A brief lived exhibit showcasing the decades-long search opens June 13 on the Atomic Museum.

“It’s about Miss Atomic Bomb, about Anna Lee Mahoney,” talked about Joseph Kent, the museum’s deputy director and curator, “nonetheless it’s moreover about Robert’s quest to hunt out out her precise id.”

New associates and outdated tales

By the years, the enterprise had become deeply non-public for Friedrichs.

He and the photographer, Don English, turned fast associates after their first meeting. Sooner than the Atomic Museum opened to most of the people, Friedrichs took English inside to tour the home. English launched the distinctive digicam he used to take the infamous {photograph}.

English posed inside the lobby for {a photograph} with a life-sized cardboard cutout of “Miss Atomic Bomb.” Friedrichs jokes it’s his favorite of the entire pictures he’s collected of her in 25 years.

English died in 2006, prolonged sooner than Friedrichs solved the thriller. In its place he often known as English’s daughter to share the knowledge.

“She was truly excited that we had gotten this put to mattress,” Friedrichs talked about.
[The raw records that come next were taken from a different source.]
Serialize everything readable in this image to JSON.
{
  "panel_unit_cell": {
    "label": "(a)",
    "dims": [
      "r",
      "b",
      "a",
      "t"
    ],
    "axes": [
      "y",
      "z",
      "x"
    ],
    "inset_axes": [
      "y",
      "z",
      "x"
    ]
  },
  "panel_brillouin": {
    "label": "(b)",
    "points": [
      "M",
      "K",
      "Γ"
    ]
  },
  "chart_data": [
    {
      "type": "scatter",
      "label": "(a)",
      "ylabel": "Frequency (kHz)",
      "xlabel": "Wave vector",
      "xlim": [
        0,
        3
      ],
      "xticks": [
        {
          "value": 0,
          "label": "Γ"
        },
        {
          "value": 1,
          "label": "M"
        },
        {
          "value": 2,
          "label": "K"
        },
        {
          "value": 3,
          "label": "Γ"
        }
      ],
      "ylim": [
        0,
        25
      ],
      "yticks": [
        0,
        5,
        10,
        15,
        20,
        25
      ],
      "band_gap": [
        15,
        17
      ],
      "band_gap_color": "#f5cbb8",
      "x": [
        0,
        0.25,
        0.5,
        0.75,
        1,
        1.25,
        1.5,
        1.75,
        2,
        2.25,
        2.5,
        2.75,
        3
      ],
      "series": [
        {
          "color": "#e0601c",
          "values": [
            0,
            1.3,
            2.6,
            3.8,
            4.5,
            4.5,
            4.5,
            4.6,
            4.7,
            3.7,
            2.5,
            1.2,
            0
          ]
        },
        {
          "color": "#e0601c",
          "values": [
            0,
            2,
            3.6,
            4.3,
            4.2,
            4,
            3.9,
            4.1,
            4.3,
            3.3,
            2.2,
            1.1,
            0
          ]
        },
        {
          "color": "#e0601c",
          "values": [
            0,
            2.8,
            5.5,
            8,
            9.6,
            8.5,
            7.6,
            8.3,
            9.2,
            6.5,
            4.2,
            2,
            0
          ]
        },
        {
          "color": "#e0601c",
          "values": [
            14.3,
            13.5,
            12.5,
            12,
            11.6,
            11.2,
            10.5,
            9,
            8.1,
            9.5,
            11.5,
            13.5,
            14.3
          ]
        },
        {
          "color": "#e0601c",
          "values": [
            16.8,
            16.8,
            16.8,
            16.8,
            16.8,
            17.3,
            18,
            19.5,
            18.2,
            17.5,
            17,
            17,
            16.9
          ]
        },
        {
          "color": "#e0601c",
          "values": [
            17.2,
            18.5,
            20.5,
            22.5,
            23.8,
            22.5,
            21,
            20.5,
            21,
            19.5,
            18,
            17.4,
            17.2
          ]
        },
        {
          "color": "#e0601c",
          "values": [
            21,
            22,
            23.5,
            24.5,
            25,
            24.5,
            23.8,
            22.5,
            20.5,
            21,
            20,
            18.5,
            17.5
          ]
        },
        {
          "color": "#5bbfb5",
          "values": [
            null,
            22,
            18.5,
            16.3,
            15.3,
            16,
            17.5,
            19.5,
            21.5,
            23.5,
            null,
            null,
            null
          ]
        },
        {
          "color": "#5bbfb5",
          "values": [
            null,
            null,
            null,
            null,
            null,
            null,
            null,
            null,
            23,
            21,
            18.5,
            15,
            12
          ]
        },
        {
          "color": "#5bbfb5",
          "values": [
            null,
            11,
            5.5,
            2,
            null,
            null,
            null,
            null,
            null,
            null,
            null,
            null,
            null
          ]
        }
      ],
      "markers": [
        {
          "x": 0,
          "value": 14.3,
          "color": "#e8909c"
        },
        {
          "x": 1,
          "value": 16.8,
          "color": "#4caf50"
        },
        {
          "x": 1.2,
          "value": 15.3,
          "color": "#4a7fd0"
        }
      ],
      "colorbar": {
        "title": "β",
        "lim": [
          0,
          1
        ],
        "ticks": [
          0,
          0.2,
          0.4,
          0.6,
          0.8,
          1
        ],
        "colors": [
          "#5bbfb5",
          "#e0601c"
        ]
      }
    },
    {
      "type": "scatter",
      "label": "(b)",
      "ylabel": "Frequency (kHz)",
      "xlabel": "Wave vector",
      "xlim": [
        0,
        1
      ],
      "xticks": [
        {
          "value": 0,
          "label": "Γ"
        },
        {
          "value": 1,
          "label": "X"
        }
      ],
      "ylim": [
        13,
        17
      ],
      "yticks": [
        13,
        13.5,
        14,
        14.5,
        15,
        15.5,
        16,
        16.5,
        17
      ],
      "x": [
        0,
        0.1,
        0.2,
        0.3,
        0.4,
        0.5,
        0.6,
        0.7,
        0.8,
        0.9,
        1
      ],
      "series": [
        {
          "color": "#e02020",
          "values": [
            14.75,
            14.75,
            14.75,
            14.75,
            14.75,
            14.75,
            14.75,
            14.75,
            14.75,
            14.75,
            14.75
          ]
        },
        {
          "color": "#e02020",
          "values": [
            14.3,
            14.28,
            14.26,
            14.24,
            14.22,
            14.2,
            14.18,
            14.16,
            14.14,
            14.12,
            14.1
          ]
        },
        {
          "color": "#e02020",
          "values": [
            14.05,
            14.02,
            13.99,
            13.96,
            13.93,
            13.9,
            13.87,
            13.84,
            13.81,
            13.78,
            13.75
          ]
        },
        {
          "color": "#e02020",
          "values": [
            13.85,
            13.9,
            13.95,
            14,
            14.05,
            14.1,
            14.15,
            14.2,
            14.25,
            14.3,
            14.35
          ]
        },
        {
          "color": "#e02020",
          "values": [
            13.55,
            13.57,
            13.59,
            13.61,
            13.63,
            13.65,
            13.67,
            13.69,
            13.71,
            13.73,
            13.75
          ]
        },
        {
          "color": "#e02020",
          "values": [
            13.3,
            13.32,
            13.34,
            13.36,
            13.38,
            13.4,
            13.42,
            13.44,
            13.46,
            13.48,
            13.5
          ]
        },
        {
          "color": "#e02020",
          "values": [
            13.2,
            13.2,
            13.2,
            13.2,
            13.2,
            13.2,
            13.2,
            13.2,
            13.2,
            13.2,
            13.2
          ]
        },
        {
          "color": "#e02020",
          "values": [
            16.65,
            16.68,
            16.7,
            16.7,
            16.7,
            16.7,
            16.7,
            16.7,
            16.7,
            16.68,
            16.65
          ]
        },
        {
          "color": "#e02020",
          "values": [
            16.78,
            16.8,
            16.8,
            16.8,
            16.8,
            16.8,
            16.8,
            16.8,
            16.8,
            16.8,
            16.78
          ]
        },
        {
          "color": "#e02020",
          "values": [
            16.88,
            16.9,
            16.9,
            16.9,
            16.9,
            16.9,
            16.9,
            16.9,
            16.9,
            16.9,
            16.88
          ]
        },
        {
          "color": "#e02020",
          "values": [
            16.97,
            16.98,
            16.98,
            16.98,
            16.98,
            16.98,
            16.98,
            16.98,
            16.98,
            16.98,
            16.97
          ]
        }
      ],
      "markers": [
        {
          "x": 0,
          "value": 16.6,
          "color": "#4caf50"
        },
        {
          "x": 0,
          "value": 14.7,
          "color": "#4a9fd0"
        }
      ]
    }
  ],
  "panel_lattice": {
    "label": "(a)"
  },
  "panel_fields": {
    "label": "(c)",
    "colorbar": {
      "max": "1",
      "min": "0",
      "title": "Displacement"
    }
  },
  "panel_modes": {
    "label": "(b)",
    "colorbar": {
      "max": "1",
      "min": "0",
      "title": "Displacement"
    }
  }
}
After which there have been the showgirls who spent hours talking with Friedrichs. They shared their stage names and tales about traditional Vegas – fancy dinners, photoshoots and lavish presents like a beautiful citrine ring that thought-about considered one of them acquired from an individual who wanted to marry her.

The women provided a glimpse into the atomic interval, life as Copa showgirls and the way in which they turned icons of Las Vegas, however have been typically misidentified in {photograph} captions or their names altogether omitted.

And eventually, with the help of private investigators who donated their time, Friedrichs uncovered conclusive proof linking all of Miss Atomic Bomb’s names to a single Social Security amount.

“It’s one factor I on a regular basis hoped could possibly be achieved in my lifetime,” talked about Friedrichs, teary-eyed.

His motivation to resolve the thriller didn’t come from curiosity alone. The missing title was a distinct segment inside the historic report, he talked about, and he wanted to restore it.

“It’s kind of like determining someone was the first president of america, nonetheless what was his title as soon as extra?”